Sie gingen bis zur nächsten Ecke, bogen zweimal kurz hintereinander rechts ab und wandten sich wieder Richtung Kanal. Als sie ans Wasser gelangten, waren die Schultern ihrer Jacken triefnass. Foa hielt sich mit dem Boot ein Stück weit vom Ufer entfernt in Bereitschaft.
Brunetti tastete sich an der Hausmauer entlang und spähte angestrengt ins Wasser. Das schemenhafte Bündel war noch da, trieb rechts von ihm etwa einen Meter neben der untersten Stufe. Von dort aus müsste es, wenn Vianello ihn sicherte, erreichbar sein.
Er löste sich von der Mauer, setzte vorsichtig einen Fuß ins Wasser und nahm die Treppe in Angriff; das Wasser reichte ihm bis zu den Knien. Plötzlich war Vianello neben ihm und hielt sein linkes Handgelenk umklammert. Brunetti beugte sich nach rechts, holte weit aus und haschte nach dem lichten Schatten im Wasser. Klatschend landete das rechte Vorderteil seiner Jacke im Wasser, während ihm das eisige Nass bis zu den Oberschenkeln reichte.
Seide! Es fühlte sich an wie Seide. Brunetti schlang seine Finger um die Strähnen und zog sachte daran. Er spürte keinen Widerstand und zog, während er sich aufrichtete, das Geflecht mühelos näher. Als es so dicht herangetrieben war, dass er eine Stufe höher steigen konnte, breiteten die Seidensträhnen sich aus und umschlossen sein Handgelenk. Ein Frachtkahn tuckerte Richtung Rialto vorbei, ohne dass der Mann am Steuer von den Männern am Ufer Notiz nahm. Brunetti gab Vianello ein Zeichen, woraufhin der ihn losließ und neben ihn ins Wasser watete. Ein vorsichtiger Ruck Brunettis genügte, und das Bündel kam noch näher. Nicht weit von der trudelnden Seide erblickten sie wieder den Fuß. Dann schwappte die Kielwelle des Obstkahns herüber, der Fuß drehte sich und trieb langsam auf Vianello zu.
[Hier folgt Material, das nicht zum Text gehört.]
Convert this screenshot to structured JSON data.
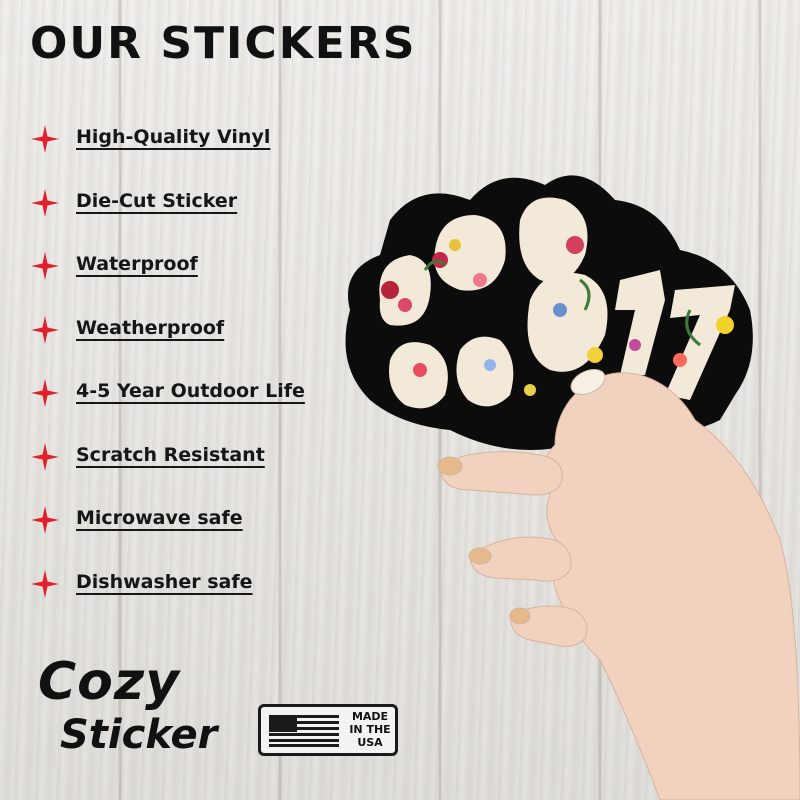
{
  "header": {
    "title": "OUR STICKERS"
  },
  "features": [
    "High-Quality Vinyl",
    "Die-Cut Sticker",
    "Waterproof",
    "Weatherproof",
    "4-5 Year Outdoor Life",
    "Scratch Resistant",
    "Microwave safe",
    "Dishwasher safe"
  ],
  "brand": {
    "line1": "Cozy",
    "line2": "Sticker"
  },
  "badge": {
    "line1": "MADE",
    "line2": "IN THE",
    "line3": "USA"
  },
  "colors": {
    "star": "#e0202a",
    "ink": "#111111",
    "sticker_bg": "#f2e9d8",
    "sticker_outline": "#0c0c0c"
  },
  "icons": {
    "bullet": "red-star-icon",
    "flag": "us-flag-icon"
  }
}
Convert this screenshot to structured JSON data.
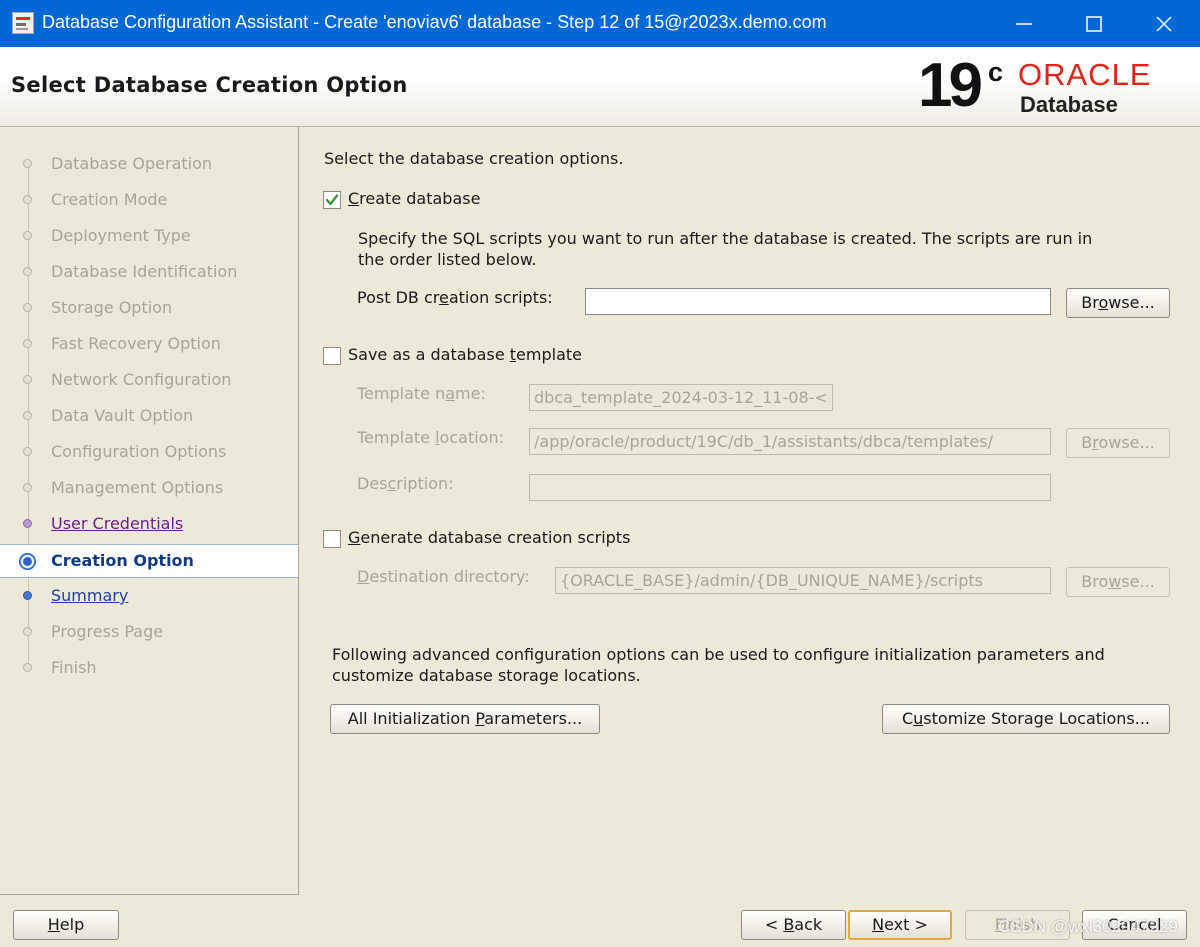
{
  "window": {
    "title": "Database Configuration Assistant - Create 'enoviav6' database - Step 12 of 15@r2023x.demo.com"
  },
  "header": {
    "page_title": "Select Database Creation Option",
    "logo_version": "19",
    "logo_sup": "c",
    "logo_brand": "ORACLE",
    "logo_product": "Database"
  },
  "nav": {
    "items": [
      {
        "label": "Database Operation",
        "state": "done"
      },
      {
        "label": "Creation Mode",
        "state": "done"
      },
      {
        "label": "Deployment Type",
        "state": "done"
      },
      {
        "label": "Database Identification",
        "state": "done"
      },
      {
        "label": "Storage Option",
        "state": "done"
      },
      {
        "label": "Fast Recovery Option",
        "state": "done"
      },
      {
        "label": "Network Configuration",
        "state": "done"
      },
      {
        "label": "Data Vault Option",
        "state": "done"
      },
      {
        "label": "Configuration Options",
        "state": "done"
      },
      {
        "label": "Management Options",
        "state": "done"
      },
      {
        "label": "User Credentials",
        "state": "visited"
      },
      {
        "label": "Creation Option",
        "state": "current"
      },
      {
        "label": "Summary",
        "state": "next"
      },
      {
        "label": "Progress Page",
        "state": "pending"
      },
      {
        "label": "Finish",
        "state": "pending"
      }
    ]
  },
  "main": {
    "intro": "Select the database creation options.",
    "create_db": {
      "label_pre": "",
      "label_u": "C",
      "label_post": "reate database",
      "checked": true,
      "desc_line1": "Specify the SQL scripts you want to run after the database is created. The scripts are run in",
      "desc_line2": "the order listed below.",
      "post_scripts_pre": "Post DB cr",
      "post_scripts_u": "e",
      "post_scripts_post": "ation scripts:",
      "post_scripts_value": "",
      "browse_pre": "Br",
      "browse_u": "o",
      "browse_post": "wse..."
    },
    "template": {
      "label_pre": "Save as a database ",
      "label_u": "t",
      "label_post": "emplate",
      "checked": false,
      "name_label_pre": "Template n",
      "name_label_u": "a",
      "name_label_post": "me:",
      "name_value": "dbca_template_2024-03-12_11-08-<",
      "location_label_pre": "Template ",
      "location_label_u": "l",
      "location_label_post": "ocation:",
      "location_value": "/app/oracle/product/19C/db_1/assistants/dbca/templates/",
      "browse_pre": "B",
      "browse_u": "r",
      "browse_post": "owse...",
      "desc_label_pre": "Des",
      "desc_label_u": "c",
      "desc_label_post": "ription:",
      "desc_value": ""
    },
    "scripts": {
      "label_pre": "",
      "label_u": "G",
      "label_post": "enerate database creation scripts",
      "checked": false,
      "dest_label_pre": "",
      "dest_label_u": "D",
      "dest_label_post": "estination directory:",
      "dest_value": "{ORACLE_BASE}/admin/{DB_UNIQUE_NAME}/scripts",
      "browse_pre": "Bro",
      "browse_u": "w",
      "browse_post": "se..."
    },
    "advanced_line1": "Following advanced configuration options can be used to configure initialization parameters and",
    "advanced_line2": "customize database storage locations.",
    "init_params_pre": "All Initialization ",
    "init_params_u": "P",
    "init_params_post": "arameters...",
    "storage_pre": "C",
    "storage_u": "u",
    "storage_post": "stomize Storage Locations..."
  },
  "footer": {
    "help_u": "H",
    "help_post": "elp",
    "back_pre": "< ",
    "back_u": "B",
    "back_post": "ack",
    "next_u": "N",
    "next_post": "ext >",
    "finish_u": "F",
    "finish_post": "inish",
    "cancel": "Cancel",
    "watermark": "CSDN @wxl302947229"
  },
  "colors": {
    "titlebar": "#0068d6",
    "oracle_red": "#e2231a",
    "panel_bg": "#ece9d8",
    "visited_link": "#6a1f8a",
    "next_link": "#1f3ea8",
    "default_button_border": "#e2a93d"
  },
  "icons": {
    "app": "dbca-app-icon",
    "minimize": "minimize-icon",
    "maximize": "maximize-icon",
    "close": "close-icon",
    "check": "checkmark-icon"
  }
}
»Himmel hilf!«, murmelte der Inspektor. Er trat auf die untere Treppenstufe, bückte sich, umschloss den Knöchel mit der Hand und zog sachte daran. Mit regennassem Gesicht sah er zu Brunetti auf und sagte: »Ich mach das schon.«
Brunetti ließ das Seidengespinst los, hielt sich aber dicht neben seinem Freund, um ihn festzuhalten, falls er auf dem glitschigen Algenteppich ausrutschte. Vianello beugte sich vor, schob beide Arme unter den Körper und hievte ihn aus dem Wasser. Ein langes Stück Stoff baumelte von den Beinen herab und wickelte sich um Vianellos Hose. Mit der Leiche auf den Armen stieg der Inspektor rückwärts die Treppe hinauf an Land. Er und seine Last trieften vor Nässe.
Ein paar Schritte vom Kanal entfernt ließ Vianello sich auf die Knie nieder und legte die Leiche vor sich auf dem Boden ab. Die lange Rockbahn schälte sich von seinen Beinen und glitt auf den Körper des Mädchens nieder. Ein Fuß steckte in einer billigen rosa Plastiksandale, der andere war bloß, aber ein paar helle Streifen auf der Haut zeigten an, wo die Riemchen sie vor der Sonne geschützt hatten. Die Jacke war bis zum Hals zugeknöpft, doch es gab nichts mehr, was sie hätte wärmen können.
Das Mädchen war klein und zierlich, mit blonden Haaren, die sich fächerförmig um ihren Kopf ausbreiteten. Brunetti blickte in ihr Gesicht, dann wieder auf die Füße und auf ihre Hände, bevor er sich endlich eingestand, dass sie noch ein Kind war. Vianello erhob sich so schwerfällig wie ein alter Mann. Plötzlich vernahmen die beiden ein anschwellendes Geräusch, dann trat wieder Stille ein, und nur der Regen prasselte aufs Wasser. Sie blickten auf, und da war Foa mit ihrem Boot, das nur eine Haaresbreite neben der Ufermauer schaukelte.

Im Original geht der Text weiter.